Puritans believed all of this. For them, these sufficed to answer all doubt. Much as Prince Siddhartha Gautama, the Buddha, discovered that the only escape from this world of suffering was to deny oneself, Jews, Christians, and Moslems believe that the only antidote to the world’s misery is to place one’s life and choices entirely into God’s hands.
So they did when they departed from the known world of Europe and cast themselves onto a wild and savage shore. They did not expect God to do all of their work for them. These Puritans recognized that God must not do for a man what he can do for himself. They threw themselves into this life-or-death challenge with an irrepressible enthusiasm born of faith.

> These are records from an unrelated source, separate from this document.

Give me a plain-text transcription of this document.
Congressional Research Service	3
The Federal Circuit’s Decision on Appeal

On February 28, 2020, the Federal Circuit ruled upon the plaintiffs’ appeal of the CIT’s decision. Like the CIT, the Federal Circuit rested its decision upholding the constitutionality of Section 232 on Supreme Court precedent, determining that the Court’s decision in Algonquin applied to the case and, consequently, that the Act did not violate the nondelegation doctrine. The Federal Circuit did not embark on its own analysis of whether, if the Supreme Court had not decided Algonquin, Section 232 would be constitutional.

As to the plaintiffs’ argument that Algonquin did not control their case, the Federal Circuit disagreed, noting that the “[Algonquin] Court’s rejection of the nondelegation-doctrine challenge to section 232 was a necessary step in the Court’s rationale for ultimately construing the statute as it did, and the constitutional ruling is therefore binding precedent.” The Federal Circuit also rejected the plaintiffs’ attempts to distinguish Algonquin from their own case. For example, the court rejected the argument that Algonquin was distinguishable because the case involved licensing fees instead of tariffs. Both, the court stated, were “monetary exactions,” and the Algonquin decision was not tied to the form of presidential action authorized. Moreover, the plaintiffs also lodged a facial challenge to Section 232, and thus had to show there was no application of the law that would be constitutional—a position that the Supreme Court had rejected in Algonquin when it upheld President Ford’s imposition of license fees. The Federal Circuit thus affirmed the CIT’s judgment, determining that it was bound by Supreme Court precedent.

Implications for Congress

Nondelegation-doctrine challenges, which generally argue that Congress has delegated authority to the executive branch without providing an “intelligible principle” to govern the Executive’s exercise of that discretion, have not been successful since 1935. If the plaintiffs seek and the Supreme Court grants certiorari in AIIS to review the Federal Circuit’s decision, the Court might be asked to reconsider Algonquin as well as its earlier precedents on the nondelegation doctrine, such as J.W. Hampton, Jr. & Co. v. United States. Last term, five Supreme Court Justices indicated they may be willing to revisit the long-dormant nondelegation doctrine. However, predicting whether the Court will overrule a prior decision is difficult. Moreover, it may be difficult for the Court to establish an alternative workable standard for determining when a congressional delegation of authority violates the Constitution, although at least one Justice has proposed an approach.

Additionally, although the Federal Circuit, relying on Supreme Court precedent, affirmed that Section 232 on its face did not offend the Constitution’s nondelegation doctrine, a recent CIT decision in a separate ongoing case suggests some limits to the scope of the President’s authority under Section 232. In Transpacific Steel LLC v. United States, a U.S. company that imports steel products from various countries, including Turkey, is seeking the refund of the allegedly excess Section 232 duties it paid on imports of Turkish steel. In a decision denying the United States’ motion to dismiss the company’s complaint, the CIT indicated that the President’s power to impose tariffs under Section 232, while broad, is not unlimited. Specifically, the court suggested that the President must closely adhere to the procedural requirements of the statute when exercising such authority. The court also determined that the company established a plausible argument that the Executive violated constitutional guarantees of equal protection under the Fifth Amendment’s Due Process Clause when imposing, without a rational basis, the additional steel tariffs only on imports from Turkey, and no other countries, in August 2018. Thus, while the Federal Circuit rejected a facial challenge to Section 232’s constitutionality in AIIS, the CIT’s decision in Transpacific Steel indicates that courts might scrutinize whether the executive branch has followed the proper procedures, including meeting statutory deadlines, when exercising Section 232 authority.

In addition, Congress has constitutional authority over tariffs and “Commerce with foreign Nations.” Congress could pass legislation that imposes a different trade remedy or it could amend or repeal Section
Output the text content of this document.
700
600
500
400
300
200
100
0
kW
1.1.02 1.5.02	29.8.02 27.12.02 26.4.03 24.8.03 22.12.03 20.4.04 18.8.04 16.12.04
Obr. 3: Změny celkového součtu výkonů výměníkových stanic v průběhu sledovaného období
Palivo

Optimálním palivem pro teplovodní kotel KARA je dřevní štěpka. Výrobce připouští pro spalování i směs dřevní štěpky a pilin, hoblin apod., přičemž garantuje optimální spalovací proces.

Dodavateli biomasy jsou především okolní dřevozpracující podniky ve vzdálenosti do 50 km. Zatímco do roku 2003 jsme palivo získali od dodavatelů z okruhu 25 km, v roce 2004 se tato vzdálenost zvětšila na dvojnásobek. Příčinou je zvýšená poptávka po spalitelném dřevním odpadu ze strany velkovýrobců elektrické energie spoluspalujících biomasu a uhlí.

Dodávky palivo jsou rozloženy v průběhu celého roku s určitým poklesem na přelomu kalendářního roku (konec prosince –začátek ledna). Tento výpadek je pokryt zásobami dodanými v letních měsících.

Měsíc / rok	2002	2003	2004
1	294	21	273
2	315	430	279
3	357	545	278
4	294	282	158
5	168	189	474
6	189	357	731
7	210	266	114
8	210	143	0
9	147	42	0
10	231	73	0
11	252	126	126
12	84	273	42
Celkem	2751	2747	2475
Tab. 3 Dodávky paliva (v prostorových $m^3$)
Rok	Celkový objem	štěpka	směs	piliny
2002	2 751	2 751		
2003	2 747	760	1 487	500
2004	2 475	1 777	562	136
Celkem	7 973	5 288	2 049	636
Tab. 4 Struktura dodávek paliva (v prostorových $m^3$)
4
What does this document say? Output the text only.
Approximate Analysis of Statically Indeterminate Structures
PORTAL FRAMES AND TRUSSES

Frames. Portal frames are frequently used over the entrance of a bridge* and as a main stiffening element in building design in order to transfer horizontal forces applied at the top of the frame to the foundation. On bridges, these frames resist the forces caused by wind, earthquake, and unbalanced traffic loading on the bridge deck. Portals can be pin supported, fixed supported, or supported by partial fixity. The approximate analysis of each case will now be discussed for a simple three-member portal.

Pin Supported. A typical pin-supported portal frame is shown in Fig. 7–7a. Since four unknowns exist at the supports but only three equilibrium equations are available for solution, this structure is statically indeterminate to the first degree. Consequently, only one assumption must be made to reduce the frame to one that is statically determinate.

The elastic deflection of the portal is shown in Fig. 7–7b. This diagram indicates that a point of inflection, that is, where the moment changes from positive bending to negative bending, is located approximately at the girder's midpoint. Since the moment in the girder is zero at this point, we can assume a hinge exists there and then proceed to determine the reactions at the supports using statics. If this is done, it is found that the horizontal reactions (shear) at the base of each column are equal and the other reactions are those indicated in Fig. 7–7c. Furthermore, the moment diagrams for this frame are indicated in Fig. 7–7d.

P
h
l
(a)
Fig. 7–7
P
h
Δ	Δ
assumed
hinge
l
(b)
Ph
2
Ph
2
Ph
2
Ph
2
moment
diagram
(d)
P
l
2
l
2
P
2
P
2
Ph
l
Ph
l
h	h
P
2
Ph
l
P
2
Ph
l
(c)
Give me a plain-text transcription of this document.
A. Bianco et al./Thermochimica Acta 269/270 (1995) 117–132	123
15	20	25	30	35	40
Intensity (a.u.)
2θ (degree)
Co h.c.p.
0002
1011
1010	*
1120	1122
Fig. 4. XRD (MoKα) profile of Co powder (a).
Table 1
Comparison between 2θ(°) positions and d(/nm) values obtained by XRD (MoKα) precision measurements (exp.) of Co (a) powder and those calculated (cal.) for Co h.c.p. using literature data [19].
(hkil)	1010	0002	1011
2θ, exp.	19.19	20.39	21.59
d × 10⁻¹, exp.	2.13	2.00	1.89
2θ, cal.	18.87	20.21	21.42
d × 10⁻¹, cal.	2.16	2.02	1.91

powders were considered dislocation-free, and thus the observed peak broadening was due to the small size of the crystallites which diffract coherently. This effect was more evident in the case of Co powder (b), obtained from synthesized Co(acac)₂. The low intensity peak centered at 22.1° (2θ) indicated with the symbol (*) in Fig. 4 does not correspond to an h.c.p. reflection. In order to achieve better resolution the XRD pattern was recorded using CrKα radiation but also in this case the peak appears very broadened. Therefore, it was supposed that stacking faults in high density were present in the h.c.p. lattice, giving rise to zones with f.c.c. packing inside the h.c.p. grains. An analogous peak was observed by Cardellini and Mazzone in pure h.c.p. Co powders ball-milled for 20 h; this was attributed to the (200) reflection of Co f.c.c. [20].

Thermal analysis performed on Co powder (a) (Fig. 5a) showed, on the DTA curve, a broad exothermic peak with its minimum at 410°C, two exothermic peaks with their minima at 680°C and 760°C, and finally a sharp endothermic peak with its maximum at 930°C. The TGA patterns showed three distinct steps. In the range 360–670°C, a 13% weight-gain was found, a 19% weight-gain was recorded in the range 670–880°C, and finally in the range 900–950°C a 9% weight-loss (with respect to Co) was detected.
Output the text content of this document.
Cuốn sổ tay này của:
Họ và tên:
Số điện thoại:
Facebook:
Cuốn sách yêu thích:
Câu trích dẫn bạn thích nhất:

By God’s grace, nearly half of them survived. So, naturally, our Pilgrim Fathers gave thanks to Almighty God.
So should we! Our contemporary Western world is wracked by the inevitable outcomes of the prideful delusions of our own self-sufficiency. We play at being God over our own bodies, minds, and spirits. We gleefully employ word games, as if changing how we define something somehow alters its fundamental nature.
We delve into the mysteries of the human genome and of artificial intelligence as if our morals and ethics were sufficient to make us worthy creators. We have done the same with society, imagining that utopia can come of our employing the coercive powers of the state.
We should be more grateful. We should acknowledge our fraught humanity, recognize our innate limitations, and find a worthy truth that can bring us and the world love, joy, hope, and a worthy purpose. And, we should be thankful for any opportunity that the Author of Life has given us to do so.